Now, we have to decide an affordable vary of research frequencies. To that finish, we run the FFT:

On the x-axis, we plot frequencies, not pattern numbers, and for higher visibility, we zoom in a bit.

``````bins <- 1:dim(F)[1]
freqs <- bins / N * fs

# the bin, not the frequency
cutoff <- N/4

df <- data.frame(
x = freqs[1:cutoff],
y = as.numeric(F\$abs())[1:cutoff]
)
ggplot(df, aes(x = x, y = y)) +
geom_col() +
xlab("frequency (Hz)") +
ylab("magnitude") +
theme_minimal()``````

Primarily based on this distribution, we are able to safely prohibit the vary of research frequencies to between, roughly, 1800 and 8500 Hertz. (That is additionally the vary really helpful by Vistnes.)
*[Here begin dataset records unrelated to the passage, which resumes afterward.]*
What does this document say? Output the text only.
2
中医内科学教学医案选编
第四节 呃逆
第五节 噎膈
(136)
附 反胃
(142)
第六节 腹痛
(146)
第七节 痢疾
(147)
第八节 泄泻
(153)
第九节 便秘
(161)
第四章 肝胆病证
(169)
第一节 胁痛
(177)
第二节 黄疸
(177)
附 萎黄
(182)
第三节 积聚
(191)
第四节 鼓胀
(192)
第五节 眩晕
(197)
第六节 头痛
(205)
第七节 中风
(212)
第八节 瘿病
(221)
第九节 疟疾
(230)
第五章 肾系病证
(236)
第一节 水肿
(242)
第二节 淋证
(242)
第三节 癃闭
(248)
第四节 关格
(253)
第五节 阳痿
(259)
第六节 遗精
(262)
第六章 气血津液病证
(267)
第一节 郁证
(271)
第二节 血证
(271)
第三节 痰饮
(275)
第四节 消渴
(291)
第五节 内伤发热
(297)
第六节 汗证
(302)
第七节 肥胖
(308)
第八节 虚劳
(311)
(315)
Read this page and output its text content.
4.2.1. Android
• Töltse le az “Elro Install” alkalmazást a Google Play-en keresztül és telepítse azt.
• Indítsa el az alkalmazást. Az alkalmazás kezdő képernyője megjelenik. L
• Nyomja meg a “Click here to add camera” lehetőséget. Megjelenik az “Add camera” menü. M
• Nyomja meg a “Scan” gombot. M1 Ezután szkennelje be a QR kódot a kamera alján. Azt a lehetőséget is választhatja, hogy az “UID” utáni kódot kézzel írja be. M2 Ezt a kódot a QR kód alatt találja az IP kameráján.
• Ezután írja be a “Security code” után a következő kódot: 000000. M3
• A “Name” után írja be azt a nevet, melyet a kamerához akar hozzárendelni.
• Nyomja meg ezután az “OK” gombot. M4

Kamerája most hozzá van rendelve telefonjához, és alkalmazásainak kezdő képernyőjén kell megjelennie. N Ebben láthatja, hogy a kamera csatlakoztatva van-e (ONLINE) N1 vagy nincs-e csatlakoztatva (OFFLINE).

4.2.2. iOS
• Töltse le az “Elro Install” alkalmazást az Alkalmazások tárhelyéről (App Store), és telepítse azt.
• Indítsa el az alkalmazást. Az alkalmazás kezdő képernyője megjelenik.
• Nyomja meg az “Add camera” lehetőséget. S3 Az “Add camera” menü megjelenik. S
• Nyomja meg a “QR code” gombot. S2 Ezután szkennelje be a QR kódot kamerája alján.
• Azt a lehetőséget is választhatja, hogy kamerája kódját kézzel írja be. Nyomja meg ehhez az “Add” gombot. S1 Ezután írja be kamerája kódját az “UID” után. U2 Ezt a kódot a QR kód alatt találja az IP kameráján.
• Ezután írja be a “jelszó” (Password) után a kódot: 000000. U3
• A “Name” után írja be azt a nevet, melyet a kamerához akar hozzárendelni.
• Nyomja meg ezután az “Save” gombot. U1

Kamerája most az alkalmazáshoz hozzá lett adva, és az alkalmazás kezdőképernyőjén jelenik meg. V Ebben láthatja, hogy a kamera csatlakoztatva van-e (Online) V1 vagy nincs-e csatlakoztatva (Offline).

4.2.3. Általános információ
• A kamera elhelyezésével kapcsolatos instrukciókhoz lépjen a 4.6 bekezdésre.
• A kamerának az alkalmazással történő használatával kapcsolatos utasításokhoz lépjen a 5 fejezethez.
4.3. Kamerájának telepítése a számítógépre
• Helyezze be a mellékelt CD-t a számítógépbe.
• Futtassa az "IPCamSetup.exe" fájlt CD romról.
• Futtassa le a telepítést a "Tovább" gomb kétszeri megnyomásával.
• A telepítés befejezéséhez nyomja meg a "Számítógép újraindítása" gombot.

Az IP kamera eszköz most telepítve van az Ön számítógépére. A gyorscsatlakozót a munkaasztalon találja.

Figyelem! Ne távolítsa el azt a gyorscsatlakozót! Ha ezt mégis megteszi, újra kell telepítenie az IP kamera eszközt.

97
First, although, let’s anchor expectations by making a spectrogram for this sign. Appropriate values for FFT measurement and window measurement have been discovered experimentally. And although, in spectrograms, you don’t see this achieved typically, I discovered that displaying sq. roots of coefficient magnitudes yielded probably the most informative output.

``````fft_size <- 1024
window_size <- 1024
energy <- 0.5

spectrogram <- transform_spectrogram(
n_fft = fft_size,
win_length = window_size,
normalized = TRUE,
energy = energy
)

spec <- spectrogram(x)
dim(spec)``````
``[1] 513 257``

Like we do with wavelet diagrams, we plot frequencies on a log scale.

``````bins <- 1:dim(spec)[1]
freqs <- bins * fs / fft_size
log_freqs <- log10(freqs)

frames <- 1:(dim(spec)[2])
seconds <- (frames / dim(spec)[2])  * (dim(x)[1] / fs)

image(x = seconds,
y = log_freqs,
z = t(as.matrix(spec)),
ylab = 'log frequency [Hz]',
xlab = 'time [s]',
col = hcl.colors(12, palette = "Gentle grays")
)
important <- paste0("Spectrogram, window measurement = ", window_size)
sub <- "Magnitude (sq. root)"
mtext(aspect = 3, line = 2, at = 0, adj = 0, cex = 1.3, important)
mtext(aspect = 3, line = 1, at = 0, adj = 0, cex = 1, sub)``````

The spectrogram already reveals a particular sample. Let’s see what could be achieved with wavelet evaluation. Having experimented with just a few completely different `Ok`, I agree with Vistnes that `Ok = 48` makes for a superb selection:

``````f_start <- 1800
f_end <- 8500

Ok <- 48
c(grid, freqs) %<-% wavelet_grid(x, Ok, f_start, f_end, fs)
plot_wavelet_diagram(
torch_tensor(1:dim(grid)[2]),
freqs, grid, Ok, fs, f_end,
kind = "magnitude_sqrt"
)``````

The achieve in decision, on each the time and the frequency axis, is completely spectacular.

Thanks for studying!

Picture by Vlad Panov on Unsplash

Vistnes, Arnt Inge. 2018. Physics of Oscillations and Waves. With Use of Matlab and Python. Springer.